Scavo v. Allstate Insurance

—In an action, inter alia, to recover damages for fraud, breach of contract, and violation of General Business Law § 349, the defendants appeal from an order of the Supreme Court, Suffolk County (Seidell, J.), dated August 16, 1996, which (1) denied those branches of their motion which were to dismiss the first, second, third, fourth, sixth, and eleventh causes of action and so much of the complaint as sought punitive damages, and (2) granted the plaintiff’s cross motion for leave to amend her complaint.

Ordered that the order is modified by (1) deleting therefrom the provision denying those branches of the defendants’ motion which were to dismiss the first, second, third, sixth, and eleventh causes of action and so much of the complaint as sought punitive damages, and substituting therefor a provision granting those branches of the motion, and (2) deleting therefrom the provision granting the plaintiff’s cross motion and substituting therefor a provision denying the cross motion; as so modified, the order is affirmed, without costs or disbursements.

On September 18, 1993, the plaintiff’s house was damaged by fire. The next day, the plaintiff’s son-in-law, Joseph Bologna, contacted the insurer, the defendant Allstate Insurance Company (hereinafter Allstate), to inform it of the loss. Thereafter, on several occasions Bologna met with the defendant Philip Genova, an Allstate representative, to discuss settlement of the claim. Genova’s conduct at those meetings and Allstate’s subsequent actions form the basis of the plaintiff’s allegations of fraud, bad faith, and deception. Essentially, the plaintiff alleged in her complaint and in the affidavit given in opposition to Allstate’s motion to dismiss that Genova attempted to engage the plaintiff in a fraudulent scheme to obtain kick-backs. When the plaintiff refused to participate in the scheme, Allstate responded with various retaliatory measures, including delaying payment on the claim and failing to renew her policy.

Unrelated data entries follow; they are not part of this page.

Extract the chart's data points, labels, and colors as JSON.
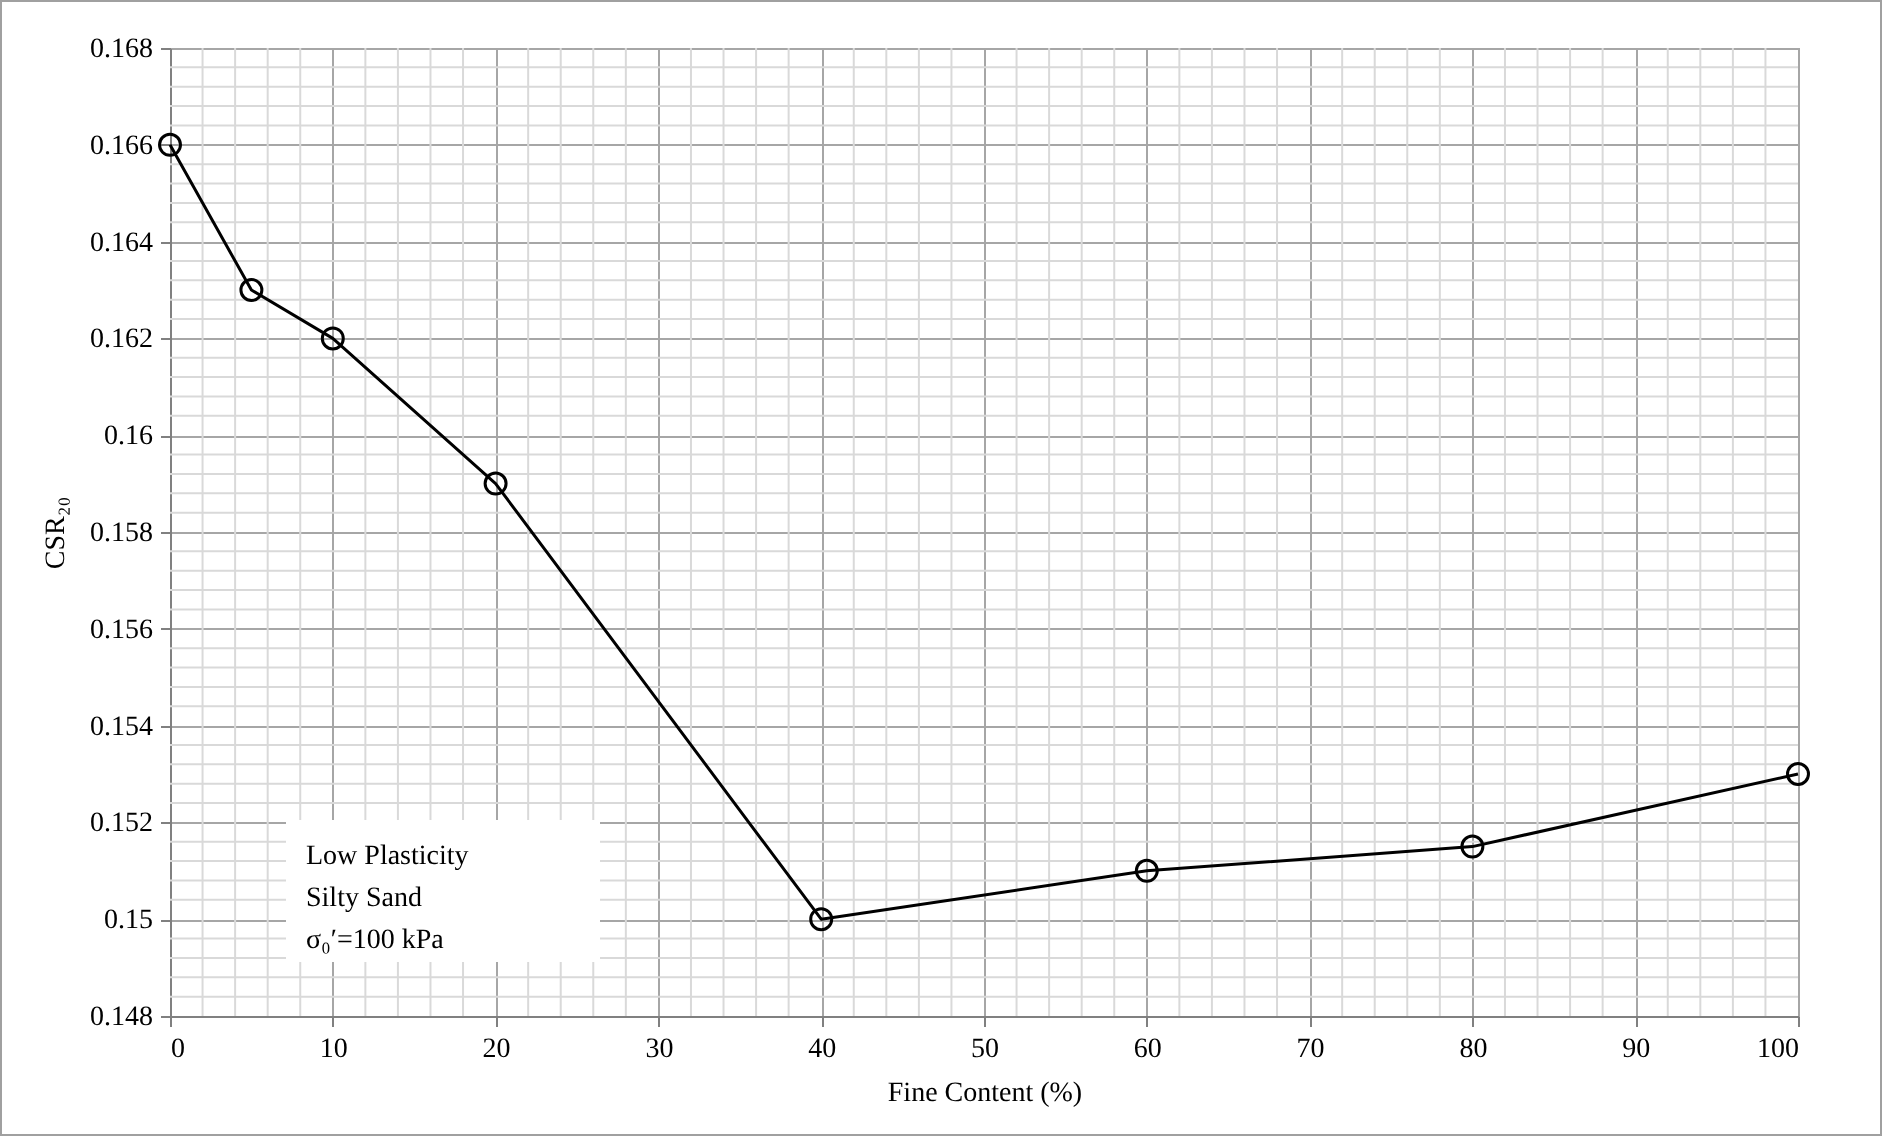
{
  "chart_data": {
    "type": "line",
    "xlabel": "Fine Content (%)",
    "ylabel": "CSR₂₀",
    "x": [
      0,
      5,
      10,
      20,
      40,
      60,
      80,
      100
    ],
    "series": [
      {
        "color": "#000000",
        "values": [
          0.166,
          0.163,
          0.162,
          0.159,
          0.15,
          0.151,
          0.1515,
          0.153
        ]
      }
    ],
    "xlim": [
      0,
      100
    ],
    "xticks": [
      0,
      10,
      20,
      30,
      40,
      50,
      60,
      70,
      80,
      90,
      100
    ],
    "ylim": [
      0.148,
      0.168
    ],
    "yticks": [
      {
        "value": 0.148,
        "label": "0.148"
      },
      {
        "value": 0.15,
        "label": "0.15"
      },
      {
        "value": 0.152,
        "label": "0.152"
      },
      {
        "value": 0.154,
        "label": "0.154"
      },
      {
        "value": 0.156,
        "label": "0.156"
      },
      {
        "value": 0.158,
        "label": "0.158"
      },
      {
        "value": 0.16,
        "label": "0.16"
      },
      {
        "value": 0.162,
        "label": "0.162"
      },
      {
        "value": 0.164,
        "label": "0.164"
      },
      {
        "value": 0.166,
        "label": "0.166"
      },
      {
        "value": 0.168,
        "label": "0.168"
      }
    ],
    "grid": true,
    "marker": "circle",
    "line_style": "solid",
    "annotations": [
      "Low Plasticity",
      "Silty Sand",
      "σ₀′=100 kPa"
    ]
  }
}
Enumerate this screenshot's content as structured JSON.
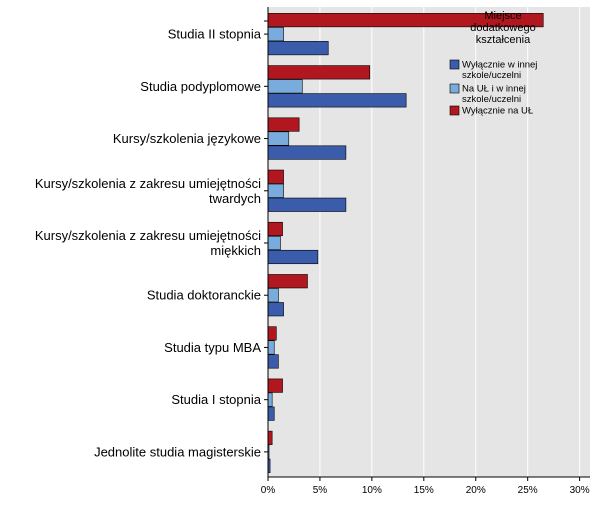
{
  "chart_data": {
    "type": "bar",
    "orientation": "horizontal",
    "categories": [
      [
        "Studia II stopnia"
      ],
      [
        "Studia podyplomowe"
      ],
      [
        "Kursy/szkolenia językowe"
      ],
      [
        "Kursy/szkolenia z zakresu umiejętności",
        "twardych"
      ],
      [
        "Kursy/szkolenia z zakresu umiejętności",
        "miękkich"
      ],
      [
        "Studia doktoranckie"
      ],
      [
        "Studia typu MBA"
      ],
      [
        "Studia I stopnia"
      ],
      [
        "Jednolite studia magisterskie"
      ]
    ],
    "series": [
      {
        "name": "Wyłącznie na UŁ",
        "color": "#b0171f",
        "values": [
          26.5,
          9.8,
          3.0,
          1.5,
          1.4,
          3.8,
          0.8,
          1.4,
          0.4
        ]
      },
      {
        "name": "Na UŁ i w innej szkole/uczelni",
        "color": "#79acdc",
        "values": [
          1.5,
          3.3,
          2.0,
          1.5,
          1.2,
          1.0,
          0.6,
          0.4,
          0.1
        ]
      },
      {
        "name": "Wyłącznie w innej szkole/uczelni",
        "color": "#3a5cab",
        "values": [
          5.8,
          13.3,
          7.5,
          7.5,
          4.8,
          1.5,
          1.0,
          0.6,
          0.2
        ]
      }
    ],
    "legend": {
      "title": [
        "Miejsce",
        "dodatkowego",
        "kształcenia"
      ],
      "order": [
        2,
        1,
        0
      ],
      "entries": [
        [
          "Wyłącznie w innej",
          "szkole/uczelni"
        ],
        [
          "Na UŁ i w innej",
          "szkole/uczelni"
        ],
        [
          "Wyłącznie na UŁ"
        ]
      ],
      "position": "top-right"
    },
    "xlim": [
      0,
      31
    ],
    "xticks": [
      0,
      5,
      10,
      15,
      20,
      25,
      30
    ],
    "xtick_labels": [
      "0%",
      "5%",
      "10%",
      "15%",
      "20%",
      "25%",
      "30%"
    ],
    "grid": "vertical",
    "background": "#e5e5e5"
  }
}
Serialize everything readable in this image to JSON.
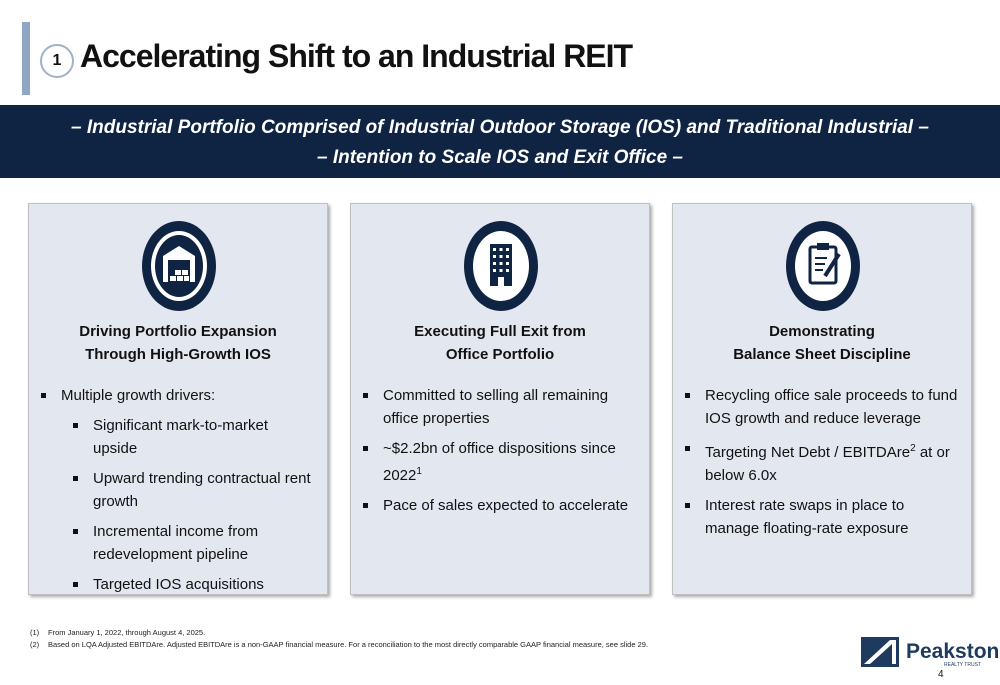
{
  "header": {
    "number": "1",
    "title": "Accelerating Shift to an Industrial REIT"
  },
  "banner": {
    "lines": [
      "– Industrial Portfolio Comprised of Industrial Outdoor Storage (IOS) and Traditional Industrial –",
      "– Intention to Scale IOS and Exit Office –"
    ]
  },
  "cards": [
    {
      "heading": [
        "Driving Portfolio Expansion",
        "Through High-Growth IOS"
      ],
      "bullets": [
        {
          "text": "Multiple growth drivers:",
          "sub": [
            "Significant mark-to-market upside",
            "Upward trending contractual rent growth",
            "Incremental income from redevelopment pipeline",
            "Targeted IOS acquisitions"
          ]
        }
      ]
    },
    {
      "heading": [
        "Executing Full Exit from",
        "Office Portfolio"
      ],
      "bullets": [
        {
          "text": "Committed to selling all remaining office properties"
        },
        {
          "text": "~$2.2bn of office dispositions since 2022",
          "sup": "1"
        },
        {
          "text": "Pace of sales expected to accelerate"
        }
      ]
    },
    {
      "heading": [
        "Demonstrating",
        "Balance Sheet Discipline"
      ],
      "bullets": [
        {
          "text": "Recycling office sale proceeds to fund IOS growth and reduce leverage"
        },
        {
          "text": "Targeting Net Debt / EBITDAre",
          "sup": "2",
          "after": " at or below 6.0x"
        },
        {
          "text": "Interest rate swaps in place to manage floating-rate exposure"
        }
      ]
    }
  ],
  "footnotes": [
    {
      "marker": "(1)",
      "text": "From January 1, 2022, through August 4, 2025."
    },
    {
      "marker": "(2)",
      "text": "Based on LQA Adjusted EBITDAre. Adjusted EBITDAre is a non-GAAP financial measure. For a reconciliation to the most directly comparable GAAP financial measure, see slide 29."
    }
  ],
  "logo": {
    "name": "Peakstone",
    "tagline": "REALTY TRUST"
  },
  "page_number": "4"
}
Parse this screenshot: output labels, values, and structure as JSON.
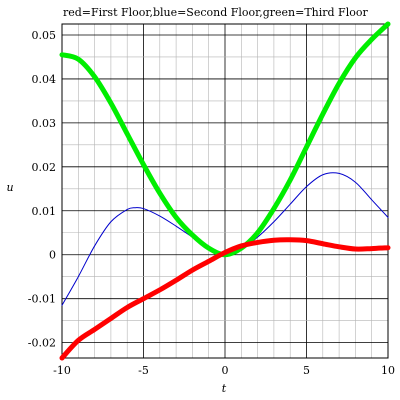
{
  "chart_data": {
    "type": "line",
    "title": "red=First Floor,blue=Second Floor,green=Third Floor",
    "xlabel": "t",
    "ylabel": "u",
    "xlim": [
      -10,
      10
    ],
    "ylim": [
      -0.0235,
      0.0525
    ],
    "grid": true,
    "xticks": [
      -10,
      -5,
      0,
      5,
      10
    ],
    "xtick_labels": [
      "-10",
      "-5",
      "0",
      "5",
      "10"
    ],
    "yticks": [
      -0.02,
      -0.01,
      0,
      0.01,
      0.02,
      0.03,
      0.04,
      0.05
    ],
    "ytick_labels": [
      "-0.02",
      "-0.01",
      "0",
      "0.01",
      "0.02",
      "0.03",
      "0.04",
      "0.05"
    ],
    "series": [
      {
        "name": "First Floor",
        "color": "#ff0000",
        "x": [
          -10,
          -9,
          -8,
          -7,
          -6,
          -5,
          -4,
          -3,
          -2,
          -1,
          0,
          1,
          2,
          3,
          4,
          5,
          6,
          7,
          8,
          9,
          10
        ],
        "y": [
          -0.0235,
          -0.0195,
          -0.017,
          -0.0145,
          -0.012,
          -0.01,
          -0.008,
          -0.0058,
          -0.0035,
          -0.0015,
          0.0005,
          0.002,
          0.0028,
          0.0033,
          0.0034,
          0.0032,
          0.0025,
          0.0018,
          0.0013,
          0.0014,
          0.0016
        ]
      },
      {
        "name": "Second Floor",
        "color": "#0000cc",
        "x": [
          -10,
          -9,
          -8,
          -7,
          -6,
          -5.5,
          -5,
          -4,
          -3,
          -2,
          -1,
          0,
          1,
          2,
          3,
          4,
          5,
          6,
          7,
          8,
          9,
          10
        ],
        "y": [
          -0.0115,
          -0.005,
          0.002,
          0.0075,
          0.0103,
          0.0107,
          0.0105,
          0.0088,
          0.0065,
          0.004,
          0.0015,
          0.0,
          0.0012,
          0.004,
          0.0075,
          0.0115,
          0.0155,
          0.0182,
          0.0185,
          0.0165,
          0.0125,
          0.0085
        ]
      },
      {
        "name": "Third Floor",
        "color": "#00ee00",
        "x": [
          -10,
          -9,
          -8,
          -7,
          -6,
          -5,
          -4,
          -3,
          -2,
          -1,
          0,
          1,
          2,
          3,
          4,
          5,
          6,
          7,
          8,
          9,
          10
        ],
        "y": [
          0.0455,
          0.0445,
          0.0405,
          0.0345,
          0.0275,
          0.0205,
          0.014,
          0.0085,
          0.0045,
          0.0015,
          0.0,
          0.0015,
          0.005,
          0.0105,
          0.017,
          0.0245,
          0.032,
          0.039,
          0.0448,
          0.049,
          0.0525
        ]
      }
    ]
  }
}
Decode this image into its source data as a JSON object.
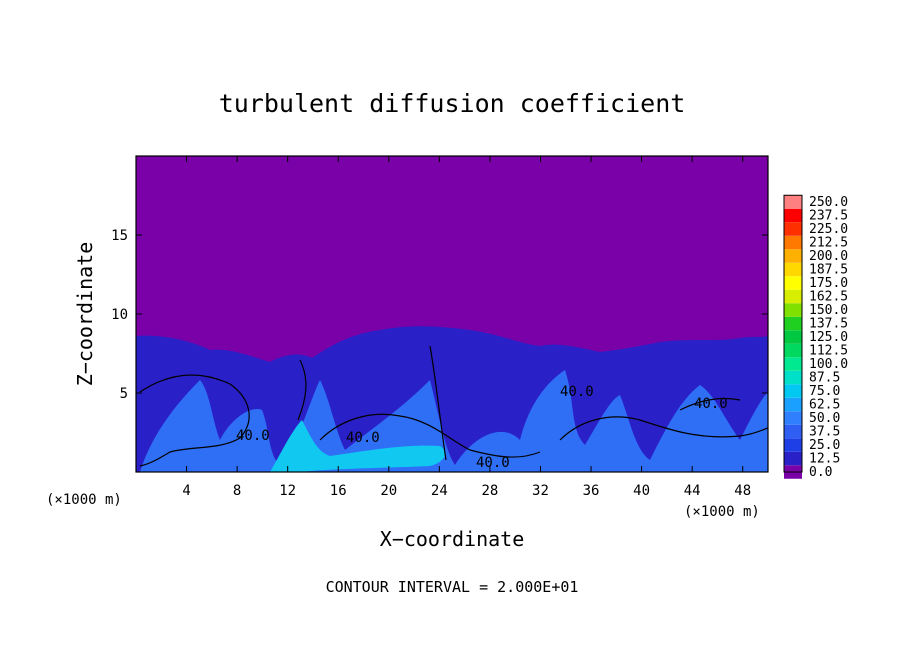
{
  "chart_data": {
    "type": "heatmap",
    "title": "turbulent diffusion coefficient",
    "xlabel": "X−coordinate",
    "ylabel": "Z−coordinate",
    "x_unit": "(×1000 m)",
    "z_unit": "(×1000 m)",
    "xlim": [
      0,
      50
    ],
    "zlim": [
      0,
      20
    ],
    "x_ticks": [
      4,
      8,
      12,
      16,
      20,
      24,
      28,
      32,
      36,
      40,
      44,
      48
    ],
    "z_ticks": [
      5,
      10,
      15
    ],
    "colorbar": {
      "levels": [
        "0.0",
        "12.5",
        "25.0",
        "37.5",
        "50.0",
        "62.5",
        "75.0",
        "87.5",
        "100.0",
        "112.5",
        "125.0",
        "137.5",
        "150.0",
        "162.5",
        "175.0",
        "187.5",
        "200.0",
        "212.5",
        "225.0",
        "237.5",
        "250.0"
      ],
      "colors": [
        "#7a00a8",
        "#2a20c8",
        "#1f3fe6",
        "#2f5ff2",
        "#2f7fff",
        "#1aa0ff",
        "#00c8f0",
        "#00e0c8",
        "#00e890",
        "#00d860",
        "#00c840",
        "#20d020",
        "#80e000",
        "#d8ee00",
        "#ffff00",
        "#ffd800",
        "#ffb000",
        "#ff7800",
        "#ff3000",
        "#ff0000",
        "#ff8080"
      ]
    },
    "contour_labels": [
      "40.0",
      "40.0",
      "40.0",
      "40.0",
      "40.0"
    ],
    "footer": "CONTOUR INTERVAL = 2.000E+01"
  }
}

Viewing the complaint in the favorable light to which it is entitled on a motion to dismiss, the plaintiff has failed to allege the essential elements of a cause of action to recover damages for fraud (see, CPLR 3016 [b]; Lanzi v Brooks, 43 NY2d 778). In addition, the causes of action sounding in bad faith must also be dismissed, because the plaintiff failed to allege "egregious tortious conduct” directed at her (see, Rocanova v *572Equitable Life Assur. Socy., 83 NY2d 603, 615). While the conduct allegedly engaged in by Allstate may have violated the implicit contractual duties of good faith and fair dealing, no violation of a duty independent of the contract was alleged (see, New York Univ. v Continental Ins. Co., 87 NY2d 308).

The plaintiffs allegation that Allstate violated a duty "to act for and on behalf of the plaintiff’, on its face, does not state a cause of action. Unlike the duty owed by an insurer to its insured in the context of defending or settling claims made by third parties, no similar duty exists in the context of a first-party claim (compare, Samovar of Russia Jewelry Antique Corp. v Generali Gen. Ins. Co., 102 AD2d 279, with Pavia v State Farm Mut. Auto. Ins. Co., 82 NY2d 445).

However, the plaintiffs cause of action alleging violation of General Business Law § 349, which seeks damages and attorney’s fees, should not be dismissed at this stage of the litigation. While the plaintiffs allegations do not amount to a cause of action to recover damages for fraud, the scheme, which purportedly was designed to force the plaintiff and other insureds into using Allstate-affiliated contractors by means of misrepresentations, threats, and various retaliatory measures, is indicative of the deceptive practices that General Business Law § 349 was designed to prevent (see, Riordan v Nationwide Mut. Fire Ins. Co., 977 F2d 47; Sulner v General Acc. Fire & Life Assur. Corp., 122 Misc 2d 597).

The trial court erred in granting the plaintiff’s cross motion to amend the complaint. Although leave to amend is freely granted (see, CPLR 3025 [b]), where the proposed amendments are patently lacking in merit so as to be wasteful of judicial resources, leave to amend should be denied (see, McKiernan v McKiernan, 207 AD2d 825). Bracken, J. P., Copertino, Santucci and McGinity, JJ., concur.